Because the grievor was aware of the employer’s Internet policy, having acknowledged it and signed it, the issue for the arbitrator was the amount of time which had been wasted which was justified in the disciplinary action, rather than the content of the material itself.

In another arbitration, Mount Royal College and Mount Royal Support Staff Association, the grievor was dismissed due to excessive use of the employer’s resources and equipment for her part-time dog breeding business.

While the arbitrator found the employer’s policies were ambiguous and inconsistently applied, he found the amount of time she had spent using company equipment during regular work hours was problematic. As such, the employer’s dismissal of the grievor was upheld.

Creating an Internet-use policy

To ensure Internet access is not being abused, employers are strongly encouraged to create Internet-use policies and monitor use by its employees.

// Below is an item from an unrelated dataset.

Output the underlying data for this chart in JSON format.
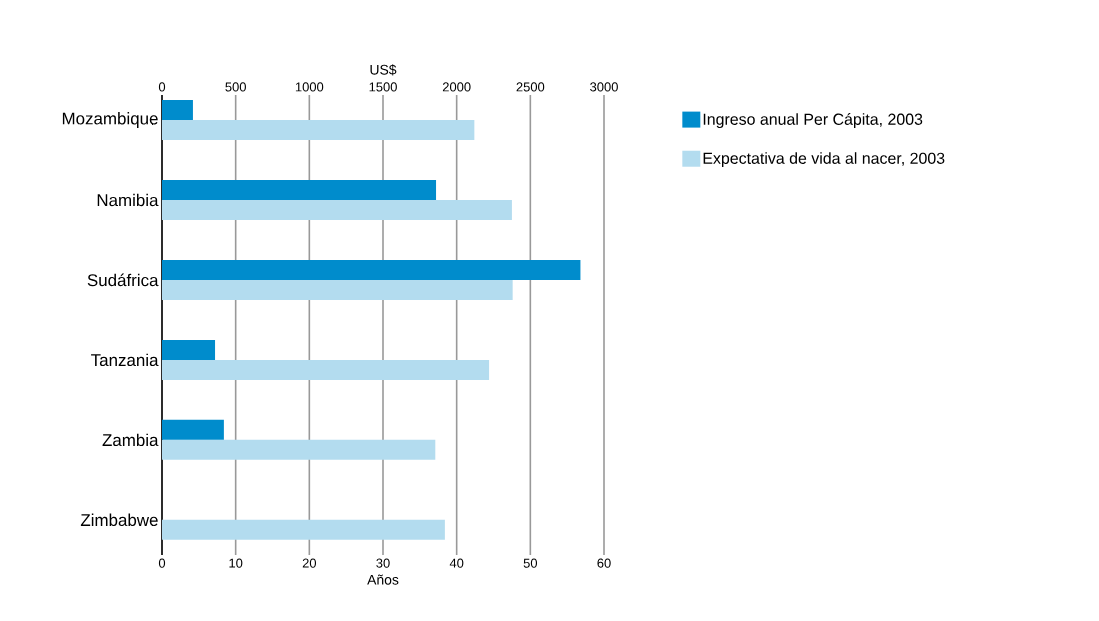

In creating such a policy, employers should include the following points:

•the employer owns the computer resources;

•the employer has the ability to monitor, access and disclose material related to the computer system;

•the purpose for which computer resources are provided;

•employees should not have any expectation of privacy regarding computer resources;

•certain Internet use is acceptable and certain Internet use is unacceptable;

•anything sent by e-mail over the Internet may not be confidential; and

•the consequences for employees who contravene the policy.

The Internet policy should be given to every employee and signed by every employee, acknowledging its contents. It may also be prudent to post such a policy within the high-traffic areas in the workplace. While such a policy may not prohibit situations like those at CIBC from arising, the policy will help in guiding the employee as to what is acceptable and not acceptable until the issue of whether e-mail is employer property is properly litigated.